In your answer for v you have the wrong units, and later you have the wrong units for the mass flow rate.
Other than that, what you did looks right.

 

[JayeOFarrell]

Overall not a great attempt then haha. Like I said, this is not my area, trying to use maths I've not been near in 2/3 years. Thanks for the heads up though, Ill go back through it and try again.

 

[Simon Bridge]

It was a good effort - the basic reasoning was fine. The units provide a clue for troubleshooting is all.
ie.
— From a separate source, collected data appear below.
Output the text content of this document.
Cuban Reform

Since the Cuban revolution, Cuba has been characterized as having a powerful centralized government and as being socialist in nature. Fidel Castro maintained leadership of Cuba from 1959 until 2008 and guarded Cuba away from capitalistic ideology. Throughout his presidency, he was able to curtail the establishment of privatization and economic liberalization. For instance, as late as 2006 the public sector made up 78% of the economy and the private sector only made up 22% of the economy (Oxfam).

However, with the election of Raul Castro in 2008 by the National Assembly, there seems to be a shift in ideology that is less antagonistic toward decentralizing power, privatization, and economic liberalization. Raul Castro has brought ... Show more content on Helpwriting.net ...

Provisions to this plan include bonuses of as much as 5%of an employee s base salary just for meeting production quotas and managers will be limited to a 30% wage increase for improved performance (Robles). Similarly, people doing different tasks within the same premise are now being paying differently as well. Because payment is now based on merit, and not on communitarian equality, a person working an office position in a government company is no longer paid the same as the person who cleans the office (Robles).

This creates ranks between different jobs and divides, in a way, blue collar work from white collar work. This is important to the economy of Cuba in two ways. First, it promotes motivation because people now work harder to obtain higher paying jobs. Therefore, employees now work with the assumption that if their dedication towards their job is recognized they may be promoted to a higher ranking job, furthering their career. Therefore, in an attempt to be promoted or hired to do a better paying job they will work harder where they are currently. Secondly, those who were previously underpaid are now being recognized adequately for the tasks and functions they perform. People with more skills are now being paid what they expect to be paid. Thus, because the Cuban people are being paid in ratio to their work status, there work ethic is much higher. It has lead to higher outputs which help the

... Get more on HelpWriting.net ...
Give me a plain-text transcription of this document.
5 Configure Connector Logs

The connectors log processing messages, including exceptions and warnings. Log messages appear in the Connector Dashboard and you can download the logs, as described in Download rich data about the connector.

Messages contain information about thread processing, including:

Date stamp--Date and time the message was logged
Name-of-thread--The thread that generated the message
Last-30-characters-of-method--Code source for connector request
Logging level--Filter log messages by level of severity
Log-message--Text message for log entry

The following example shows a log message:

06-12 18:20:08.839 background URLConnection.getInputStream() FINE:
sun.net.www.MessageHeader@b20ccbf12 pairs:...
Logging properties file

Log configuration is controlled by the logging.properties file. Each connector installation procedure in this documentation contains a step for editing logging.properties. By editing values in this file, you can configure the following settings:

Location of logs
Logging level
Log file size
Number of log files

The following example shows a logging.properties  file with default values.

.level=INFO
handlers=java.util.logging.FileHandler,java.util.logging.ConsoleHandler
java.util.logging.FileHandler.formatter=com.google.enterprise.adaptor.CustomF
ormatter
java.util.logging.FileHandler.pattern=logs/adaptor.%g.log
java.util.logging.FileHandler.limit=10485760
You have density of water D as 1000 ... that would be 1000g/L which is 1g/cm^3 or 10000kg/m^3 and you wanted velocity to come out in units of m/s.
P in the same equation is in units of Pa = N/m^2 = kg/(m.s^2) ... see how the units of mass don't go away? So you cannot get a volume flow rate from $v=\sqrt{2P+D}$ unless something special has happened. Where did you get it from?

I also don't think there is enough information provided in the problem statement to solve it ... you'll have to go outside the problem for extra information.

Have you seen:
See: http://hyperphysics.phy-astr.gsu.edu/hbase/pfric.html
http://physics.stackexchange.com/questions/127760/calculation-of-pressure-from-flow-rate-of-water

 

[haruspex]

√2P+Dv=2P+Dv=\sqrt{2P+D}

I agree it is hard to read, but I believe it is a division sign, $\div$

 

[Simon Bridge]

Oh it's supposed to be: $$v = \sqrt{\frac{2P}{D}}$$ ... that works out yeah.